The event was organise to (a) mark the anniversary of the High Court’s Mabo decision on 3 June in 1992 recognising native title (b) call for the Frontier Wars and their deleterious impact on Aboriginal peoples to be officially recognised (c) acknowledge the 1,000 plus Aboriginal soldiers who fought in WW1 and who faced ongoing discrimination, and worse, on their return home and (d) welcome Marrickville Council’s recent co-naming of Richardson’s Lookout as Marrickville Peace Park.
At the start, John Butcher (Convenor, GCPC), Jenny Newman (a local Wiradjuri woman) and Jo Haylen (new member for the state seat Summer Hill) spoke to a gathering of over 50 people in Steel Park. Jenny then led the walk to the Aboriginal Interpretive Sites in Steel Park, Warren Park and finally in Peace Park. Along the way, Bernie Hobbs (ABC online science broadcaster) also spoke briefly about the Mudcrabs and the regenerative work this group has been doing on the foreshores of the Cooks River.
At the conclusion of the walk in the Peace Park, John Butcher spoke about the co-naming of the park by Marrickville Council in April this year, its Aboriginal, settler and military histories and the hope that the Peace Park will encourage a greater determination to seek non-military resolutions to conflicts at home and abroad in the future.
Jenny, in her concluding https://handsfreehealth.com/hfhealth/buy-viagra-online/ remarks, noted that armed conflicts between Indigenous communities prior to colonisation were not about ownership of territory. “Of all the wars that Indigenous people fought against each other and with each other … the one thing we never had … was a territory war.” This was because “our sense of country was one of custodianship and belonging rather than ownership.” In the light of this, Jenny noted how shocking it must have been for Indigenous peoples to suffer the territory wars and the progressive dispossession of their land following the arrival of the First Fleet from Britain in mid January 1788.
After expressing her appreciation for being able to join with others, including her new found relatives, and share her many stories during the Reconciliation Walk, Jenny concluded in the same way as she began in Steel Park – by reading from Romaine Moreton’s collection of poems Post Me To The Prime Minister (2004).
- Read the poem “Prayer to the Old People” recited by Jenny Newman here.
- Photos at various stages of the Reconciliation Walk can be viewed here.
- Read the flyer distributed by GCPC at the event here.
- View the temporary signage in the Peace Park here.

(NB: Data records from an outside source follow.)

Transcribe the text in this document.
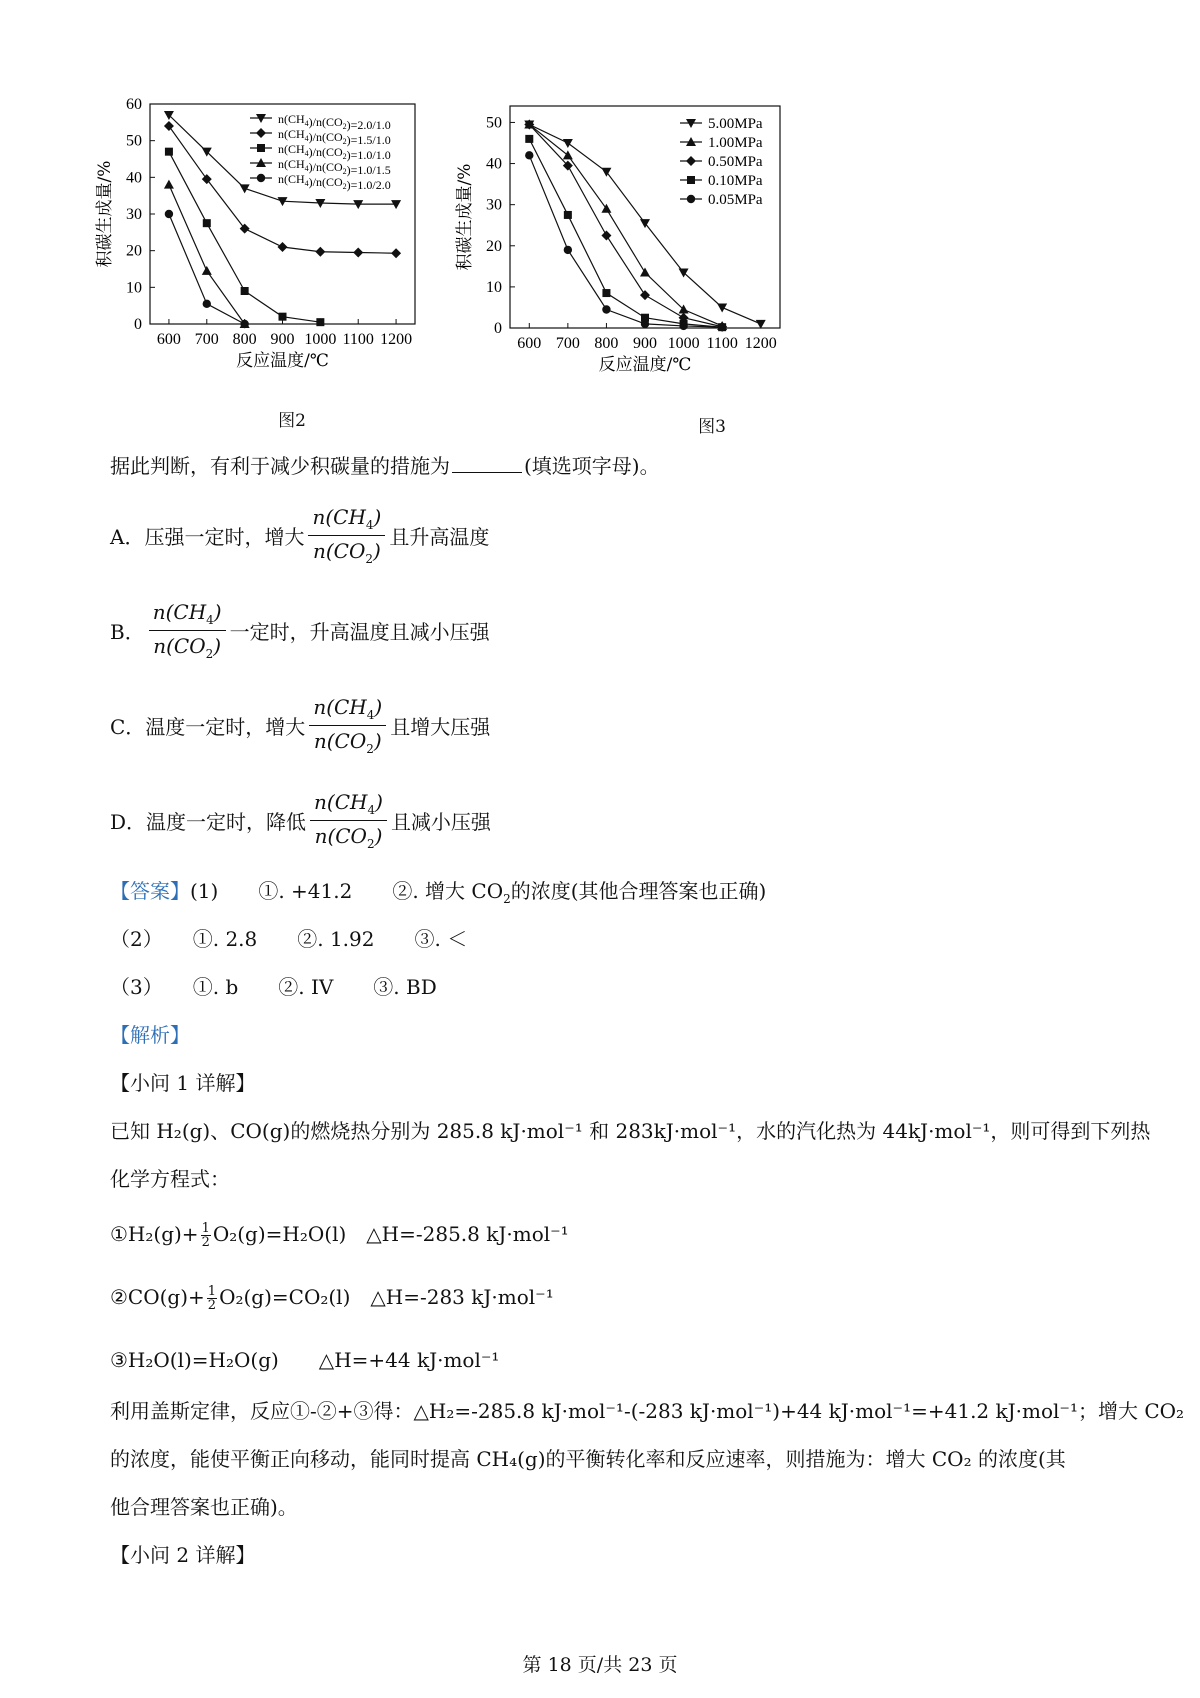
600 700 800 900 1000 1100 1200
0
10
20
30
40
50
60
反应温度/℃
积碳生成量/%
$n(CH_4)/n(CO_2)=2.0/1.0$
$n(CH_4)/n(CO_2)=1.5/1.0$
$n(CH_4)/n(CO_2)=1.0/1.0$
$n(CH_4)/n(CO_2)=1.0/1.5$
$n(CH_4)/n(CO_2)=1.0/2.0$
图2
600 700 800 900 1000 1100 1200
0
10
20
30
40
50
反应温度/℃
积碳生成量/%
5.00MPa
1.00MPa
0.50MPa
0.10MPa
0.05MPa
图3
据此判断，有利于减少积碳量的措施为	(填选项字母)。
A． 压强一定时，增大 $\frac{n(CH_4)}{n(CO_2)}$ 且升高温度
B． $\frac{n(CH_4)}{n(CO_2)}$ 一定时，升高温度且减小压强
C． 温度一定时，增大 $\frac{n(CH_4)}{n(CO_2)}$ 且增大压强
D． 温度一定时，降低 $\frac{n(CH_4)}{n(CO_2)}$ 且减小压强
【答案】(1)　　①. +41.2　　②. 增大 $CO_2$的浓度(其他合理答案也正确)
（2）　　①. 2.8　　②. 1.92　　③. ＜
（3）　　①. b　　②. IV　　③. BD
【解析】
【小问 1 详解】
已知 H₂(g)、CO(g)的燃烧热分别为 285.8 kJ·mol⁻¹ 和 283kJ·mol⁻¹，水的汽化热为 44kJ·mol⁻¹，则可得到下列热
化学方程式：
①H₂(g)+ $\frac{1}{2} O_2(g)=H_2O(l)$　△H=-285.8 kJ·mol⁻¹
②CO(g)+ $\frac{1}{2} O_2(g)=CO_2(l)$　△H=-283 kJ·mol⁻¹
③H₂O(l)=H₂O(g)　　△H=+44 kJ·mol⁻¹
利用盖斯定律，反应①-②+③得：△H₂=-285.8 kJ·mol⁻¹-(-283 kJ·mol⁻¹)+44 kJ·mol⁻¹=+41.2 kJ·mol⁻¹；增大 CO₂
的浓度，能使平衡正向移动，能同时提高 CH₄(g)的平衡转化率和反应速率，则措施为：增大 CO₂ 的浓度(其
他合理答案也正确)。
【小问 2 详解】
第 18 页/共 23 页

Marrickville Council is currently consulting stakeholders about an appropriate historical date to officially launch the Peace Park later in the year. Arrangements for this launch will be advertised on this website when available.
1 thought on “Report on Reconciliation Walk”
The Jennifer poem is so powerful it sends a chill down the spine. To me, its a cry to the elders to get the First Australians through the thick racism of our times and out to a new, clear space. We whites owe Aboriginal people so much and can learn so much from them. Marrickville’s reconciliation activities give people like me a chance to link local support with a sense of respect for country.